EPFL Doctorate Award - 2022 - Michele Simoncelli
Thermal transport beyond Fourier, and beyond Boltzmann
EPFL thesis n°8158
Thesis director: Prof. N. Marzari
For the development of novel microscopic and mesoscopic theories of thermal transport: the Wigner transport equation, generalizing Peierls-Boltzmann, and the viscous heat equations, generalizing Fourier's law.
Crystals and glasses exhibit fundamentally different heat-conduction mechanisms: the periodicity of crystals allows for the excitation of atomic vibrations that propagate like particles and carry heat, as first discussed by Peierls in 1929; in glasses, instead, the lack of periodicity breaks Peierls’s picture and heat behaves wave-like, diffusing via a wave-like tunneling between atomic vibrational modes, often described by a harmonic theory introduced by Allen and Feldman in 1989.

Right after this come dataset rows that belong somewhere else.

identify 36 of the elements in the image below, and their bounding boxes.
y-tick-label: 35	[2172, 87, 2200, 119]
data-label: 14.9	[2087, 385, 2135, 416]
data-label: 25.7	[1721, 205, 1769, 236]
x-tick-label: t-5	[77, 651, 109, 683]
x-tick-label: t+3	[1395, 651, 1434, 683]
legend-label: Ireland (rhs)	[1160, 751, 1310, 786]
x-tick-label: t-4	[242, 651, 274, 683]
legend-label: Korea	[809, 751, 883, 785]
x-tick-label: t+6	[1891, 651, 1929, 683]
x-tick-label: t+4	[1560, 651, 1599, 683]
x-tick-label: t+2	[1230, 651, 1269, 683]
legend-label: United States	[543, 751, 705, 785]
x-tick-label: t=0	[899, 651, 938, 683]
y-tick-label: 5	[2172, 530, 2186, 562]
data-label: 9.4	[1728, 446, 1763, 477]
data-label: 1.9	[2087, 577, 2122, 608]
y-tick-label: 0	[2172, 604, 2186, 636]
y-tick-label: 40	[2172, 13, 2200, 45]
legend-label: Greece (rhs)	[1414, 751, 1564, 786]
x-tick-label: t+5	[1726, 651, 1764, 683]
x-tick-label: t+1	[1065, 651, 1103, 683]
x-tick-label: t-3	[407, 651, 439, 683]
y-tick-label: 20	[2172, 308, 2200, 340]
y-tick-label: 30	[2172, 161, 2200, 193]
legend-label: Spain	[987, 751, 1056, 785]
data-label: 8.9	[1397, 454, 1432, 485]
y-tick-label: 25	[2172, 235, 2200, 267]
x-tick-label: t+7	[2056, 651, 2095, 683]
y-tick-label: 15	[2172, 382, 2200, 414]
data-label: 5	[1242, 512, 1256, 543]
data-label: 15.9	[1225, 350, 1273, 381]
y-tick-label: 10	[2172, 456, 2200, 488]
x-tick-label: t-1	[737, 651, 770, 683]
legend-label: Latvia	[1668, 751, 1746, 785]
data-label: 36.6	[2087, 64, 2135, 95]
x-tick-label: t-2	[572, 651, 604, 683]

In this thesis, we developed a unified microscopic equation that describes on an equal footing heat conduction in crystals, glasses, and anything in-between. In particular, it predicts correctly and in agreement with experiments the thermal conductivity in crystals, glasses, and most importantly in the mixed regime of complex crystals with ultra-low or glass-like conductivity.
In practice, this equation has found straightforward applications in the aerospace industry and in the field of renewable energy, setting the stage to systematically engineer thermal barrier coatings, and to enhance the efficiency of devices used for thermoelectric conversion of waste heat into electricity.
We also showed how in the crystalline regime such a microscopic transport equation can be coarse-grained into a set of “viscous heat equations” that generalize Fourier's macroscopic equation, accounting for both diffusion and heat hydrodynamics, and rationalize the recent discovery of heat transfer via temperature waves in devices made of graphite.